2023-10-17 14:58:05 | Weblog

 

照る日曇る日 第1969回

 

同郷の詩人仲間の伊藤整はもとより、西脇順三郎、萩原朔太郎、百田宗治、北園克衛、春山行夫などからも高く評価された、左川ちか(1911~1936)の全詩集、小説、評論、翻訳、書簡までも収録した浩瀚な全1冊本である。

将来を嘱望されながら病を得て、24歳で夭折した詩人の天才的な資質とそのモダンな作風は、本書を通読し、島田選手の懇切丁寧な解説を読めば、ただちに了解されるだろう。

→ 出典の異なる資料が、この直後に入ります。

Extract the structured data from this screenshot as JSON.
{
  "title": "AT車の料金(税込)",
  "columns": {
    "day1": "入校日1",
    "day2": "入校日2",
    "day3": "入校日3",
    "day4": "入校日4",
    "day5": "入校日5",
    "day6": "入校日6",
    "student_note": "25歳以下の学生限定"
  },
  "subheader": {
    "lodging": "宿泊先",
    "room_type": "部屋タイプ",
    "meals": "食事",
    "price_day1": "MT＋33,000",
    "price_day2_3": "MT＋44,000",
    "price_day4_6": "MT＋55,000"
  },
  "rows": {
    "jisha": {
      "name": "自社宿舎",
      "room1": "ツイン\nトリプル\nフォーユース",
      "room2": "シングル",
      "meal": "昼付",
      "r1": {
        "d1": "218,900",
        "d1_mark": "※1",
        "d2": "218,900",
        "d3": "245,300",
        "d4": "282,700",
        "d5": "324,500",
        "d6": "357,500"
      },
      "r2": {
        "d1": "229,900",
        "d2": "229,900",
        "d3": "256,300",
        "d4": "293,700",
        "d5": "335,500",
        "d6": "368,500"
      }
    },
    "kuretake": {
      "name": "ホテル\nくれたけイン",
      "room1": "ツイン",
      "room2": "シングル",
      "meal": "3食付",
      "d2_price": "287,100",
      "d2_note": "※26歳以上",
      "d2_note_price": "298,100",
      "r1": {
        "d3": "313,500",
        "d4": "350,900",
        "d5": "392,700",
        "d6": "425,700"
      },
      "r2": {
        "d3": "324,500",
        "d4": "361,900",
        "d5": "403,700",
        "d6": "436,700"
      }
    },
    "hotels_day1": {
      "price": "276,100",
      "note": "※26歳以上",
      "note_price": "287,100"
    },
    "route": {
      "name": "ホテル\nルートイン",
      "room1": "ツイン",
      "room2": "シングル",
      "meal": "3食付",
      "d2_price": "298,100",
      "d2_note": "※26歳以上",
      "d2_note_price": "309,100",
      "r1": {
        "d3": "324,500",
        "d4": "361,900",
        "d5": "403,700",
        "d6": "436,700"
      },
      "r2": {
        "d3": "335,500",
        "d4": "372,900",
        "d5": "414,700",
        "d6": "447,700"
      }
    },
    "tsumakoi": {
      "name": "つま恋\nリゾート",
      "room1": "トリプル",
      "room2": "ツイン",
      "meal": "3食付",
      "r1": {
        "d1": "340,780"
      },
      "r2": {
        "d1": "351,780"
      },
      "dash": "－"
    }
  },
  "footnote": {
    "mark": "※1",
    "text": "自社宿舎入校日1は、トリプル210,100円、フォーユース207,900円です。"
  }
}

ほんとうは遺作の「季節」を記しておきたいのだが、やや長くなるので、彼女の「夏のこゑ」という作品の、冒頭の3行を掲げておこう。

 遠く見えるな、遠いな
 羅紗のマントにくるまり
 霧のやうに紫だ 

「詩は言葉の勉強だと思う。併しそれは話すやうな言葉と違って、表面から見えない心の言葉である。思惟の中から選ばれた言葉で空間を充たすことであると思ふ。言ふために言はれた言葉だけの意味を拾ひあげることではなく、何を言はうとし、又何物かを反映しようとすることであらう。最もきびしくそして非常にわづかで、焔のやうに焼切るところの巧さである。沢山の「おしゃべりをしながら何か一つほんたうのことを言ふことでもあり、或いは背後から追ひかけてゆくことでもある。」(「樹間をゆくとき」より引用」

というのが、彼女の詩論の要諦であろうが、「焔のやうに焼切る」、そして最後の、「(ほんとうを)背後から追ひかけてゆく」というのは、いかにも優れた実作者の言葉だと思った。

 

というのが、先年彼女の全集を読んだ時の感想文だったが、その抜粋版の岩波文庫本を読んだ感想も、同じ様なもんである。